Elon Musk famously compared artificial intelligence (AI) to “summoning the demon,” citing such potential threats as robots harming or killing humans. And images from the Terminator movies have been frequently used in discourse about the need to regulate AI.
But consumer threats from AI need not be so dramatic to demonstrate the need for regulation. Consider the following examples:
· A self-driving car causes an accident, killing the other vehicle’s driver.
· A smart thermostat in a consumer’s home malfunctions, cooling the house down to 30 degrees, killing the person’s plants and cat.
· A bank uses AI to screen mortgage applications, and is found to reject applications from under-represented minorities at a significantly higher rate.
· A customer service chatbot is found to be making sexist comments about women.
All of these scenarios, or ones very similar to them, have already occurred. And while these examples lack the drama of autonomous killing machines attempting to annihilate the human race, they nonetheless highlight real, present threats posed by AI.
Given that the threats from AI are indisputably real, regulation is inevitable. Moreover, absent regulation by legislation, AI could wind up regulated through case law from litigation.

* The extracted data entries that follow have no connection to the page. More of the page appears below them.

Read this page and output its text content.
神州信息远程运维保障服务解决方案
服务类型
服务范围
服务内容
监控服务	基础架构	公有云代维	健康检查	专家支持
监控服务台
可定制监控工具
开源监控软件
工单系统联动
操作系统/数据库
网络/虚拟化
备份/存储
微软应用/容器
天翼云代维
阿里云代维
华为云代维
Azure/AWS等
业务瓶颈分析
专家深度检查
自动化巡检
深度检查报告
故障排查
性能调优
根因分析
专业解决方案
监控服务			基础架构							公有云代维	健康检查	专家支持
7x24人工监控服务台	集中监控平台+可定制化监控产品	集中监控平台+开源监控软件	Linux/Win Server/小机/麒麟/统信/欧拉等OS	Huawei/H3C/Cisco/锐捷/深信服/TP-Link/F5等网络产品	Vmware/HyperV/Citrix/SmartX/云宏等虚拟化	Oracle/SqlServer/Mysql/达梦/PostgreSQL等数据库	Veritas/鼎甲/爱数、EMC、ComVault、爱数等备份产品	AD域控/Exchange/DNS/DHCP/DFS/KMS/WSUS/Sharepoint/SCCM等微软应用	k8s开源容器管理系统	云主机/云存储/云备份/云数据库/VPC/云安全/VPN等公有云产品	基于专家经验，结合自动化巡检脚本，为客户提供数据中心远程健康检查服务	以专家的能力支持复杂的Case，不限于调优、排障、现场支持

Not only could regulation from case law create inconsistent directives for businesses, but it also runs the risk that a few individual judges, who might not be well versed in technology or AI, could wind up disproportionately impacting the industry without sufficient input from stakeholders.
Earlier this fall at the Influencer Series, a group of Silicon Valley-based technology executives – most of whom lead or invest in AI companies – overwhelmingly concurred that AI regulation is coming. The question we debated is: how should AI be regulated?
One possibility is to model regulation of AI after regulation of science, wherein the science itself is not be regulated, but rather the outputs derived from science are regulated. Similar to science, AI is neither inherently helpful nor harmful; rather, it is the specific application of AI that can be helpful or harmful. Thus, regulating the outcome, rather than the algorithms themselves, would be in keeping with prior precedent and a more tractable solution from an enforcement perspective.
To avoid over-arching regulation whose industry-by-industry enforcement becomes impractical, regulation of AI should be industry-specific. In practical terms, this means that the Department of Transportation would regulate AI used in airplanes and automobiles, the Food and Drug Administration would regulate AI used in the pharmaceutical industry, and so on.
Leveraging the existing industry-specific regulatory framework offers a number of advantages, including prescribed methods for soliciting inputs from stakeholders. Additionally, the application of AI – and potential harm to consumers from AI – might vary greatly from industry to industry, necessitating different regulations and remedies.
Such a framework has the added benefit of clarifying questions of liability. Consider the self-driving car example above, in which the autonomous vehicle causes an accident that kills the driver of the other car: who assumes liability for the damages? In the proposed framework, liability falls to the owner of the autonomous vehicle, because existing regulations state that the owner of the vehicle at fault is the party responsible for the damages.
Absent such a framework, liability becomes less clear, and could fall to several different parties, including the owner of the autonomous vehicle, the manufacturer of the vehicle, the manufacturer of the engine (if the engine caused the crash), the person who created the AI algorithm, the person responsible for maintaining the AI algorithm, and so on.
However, we must be cautious: heavy industry-specific regulation of AI could pose risks as well. Consider the nuclear industry: a litany of industry-specific regulation has so dramatically handicapped the industry that many nuclear power plants in the U.S. have closed in recent years. This is not to say that regulation of the nuclear industry was unwarranted, but rather that even well-intentioned industry-specific laws can have far-reaching consequences.
Additionally, as we seek to balance vital consumer protections for American consumers with a framework that supports AI innovation, the global impact must be considered: were America to adopt a strident regulatory framework, we may risk losing the global arms race in AI to countries like India and China, where there are few or no restrictions on developing AI. In fact, countries with little or no AI regulation may also begin to attract a deluge of investment and talent in adjacent technology areas as well. Thus, while some regulation of AI may be necessary, it must be balanced with preserving our competitive advantage in the global marketplace.
We need not have realized the science fiction of robot armies to think prescriptively about AI. Industry-specific regulations, derived with input from both businesses and consumers, can enhance innovation in AI, while providing society with sensible protections.